The Hayward, Calif.-based device maker posted profits of $3.8 million, or 5¢ per diluted share, on sales of $43.2 million during the 3 months ended June 30. That compares with losses of $26.3 million, or 43¢ per share, on sales of $37.3 million during the same period last year.
Adjusted for 1-time expenses, the company reported earnings of 2¢ per share, blowing away the expectations of analysts, who had projected a 3¢-loss for the quarter. Nonetheless, news of the CEO change and uncertainty about the future scared Wall Street away in a flurry.
Stephen Fanning stepped down from his role as company president, CEO and board member, according to a press statement, to be replaced in the interim by current board chairman Mark Sieczkarek. A search for a new chief is underway.

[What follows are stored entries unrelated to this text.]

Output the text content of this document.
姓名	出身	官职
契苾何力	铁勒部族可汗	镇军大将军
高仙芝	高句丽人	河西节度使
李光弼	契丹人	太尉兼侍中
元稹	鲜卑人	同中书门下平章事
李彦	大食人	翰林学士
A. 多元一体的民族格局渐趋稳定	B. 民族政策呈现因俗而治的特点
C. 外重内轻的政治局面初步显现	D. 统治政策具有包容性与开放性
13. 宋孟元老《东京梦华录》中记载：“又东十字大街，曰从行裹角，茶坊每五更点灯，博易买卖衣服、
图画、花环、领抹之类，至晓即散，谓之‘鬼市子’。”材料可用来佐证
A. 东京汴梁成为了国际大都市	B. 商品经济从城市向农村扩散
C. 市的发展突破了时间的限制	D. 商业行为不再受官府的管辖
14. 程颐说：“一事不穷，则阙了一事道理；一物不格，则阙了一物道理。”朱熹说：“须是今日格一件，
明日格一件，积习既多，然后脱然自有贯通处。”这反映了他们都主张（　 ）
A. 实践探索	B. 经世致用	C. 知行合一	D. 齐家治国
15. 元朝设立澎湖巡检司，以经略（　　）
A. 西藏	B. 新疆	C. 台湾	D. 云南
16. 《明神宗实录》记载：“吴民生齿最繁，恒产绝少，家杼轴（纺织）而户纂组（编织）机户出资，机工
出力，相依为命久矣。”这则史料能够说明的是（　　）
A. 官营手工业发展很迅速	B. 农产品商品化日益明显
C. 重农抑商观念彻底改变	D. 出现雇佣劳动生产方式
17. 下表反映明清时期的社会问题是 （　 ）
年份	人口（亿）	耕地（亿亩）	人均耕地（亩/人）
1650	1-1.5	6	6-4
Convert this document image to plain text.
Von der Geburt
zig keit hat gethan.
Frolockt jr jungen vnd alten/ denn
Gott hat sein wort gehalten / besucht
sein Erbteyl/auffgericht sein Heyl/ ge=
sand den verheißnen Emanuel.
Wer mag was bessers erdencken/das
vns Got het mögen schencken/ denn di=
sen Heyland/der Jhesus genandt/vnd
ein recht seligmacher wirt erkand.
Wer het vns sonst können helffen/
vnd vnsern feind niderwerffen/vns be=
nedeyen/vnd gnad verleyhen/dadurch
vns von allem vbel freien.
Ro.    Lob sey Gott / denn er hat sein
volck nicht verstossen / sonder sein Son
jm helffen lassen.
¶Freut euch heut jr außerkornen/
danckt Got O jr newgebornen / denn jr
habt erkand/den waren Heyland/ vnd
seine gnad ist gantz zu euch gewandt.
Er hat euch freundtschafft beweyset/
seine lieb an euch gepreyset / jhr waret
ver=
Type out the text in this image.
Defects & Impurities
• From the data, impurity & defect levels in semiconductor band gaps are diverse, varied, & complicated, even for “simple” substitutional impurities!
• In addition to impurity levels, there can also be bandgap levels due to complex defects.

The company also lowered its full-year guidance to $165 million in revenue, compared to its previous estimate of $180 million. Adjusted earnings are now expected to be approximately $10 million for the full year, compared to previous estimates at $13-16 million.
"While Q2/13 was mixed, a CEO change and lowered guidance for 2013 sets up for a tumultuous six months," analysts at Canaccord Genuity wrote, lowering their guidance from a "hold" to a "buy" rating. "Given uncertainty surrounding the new CEO’s strategy, we believe it wise to recommend investors wait until more clarity before adding to or taking new positions."
SLTM shares closed at $2.25 on Thursday, August 8, down 16.7% from the pre-earnings value of $2.70 on the morning of Monday, August 5. Shares had lost another few points by midday Friday, trading at $2.21 as of about 1:20 p.m.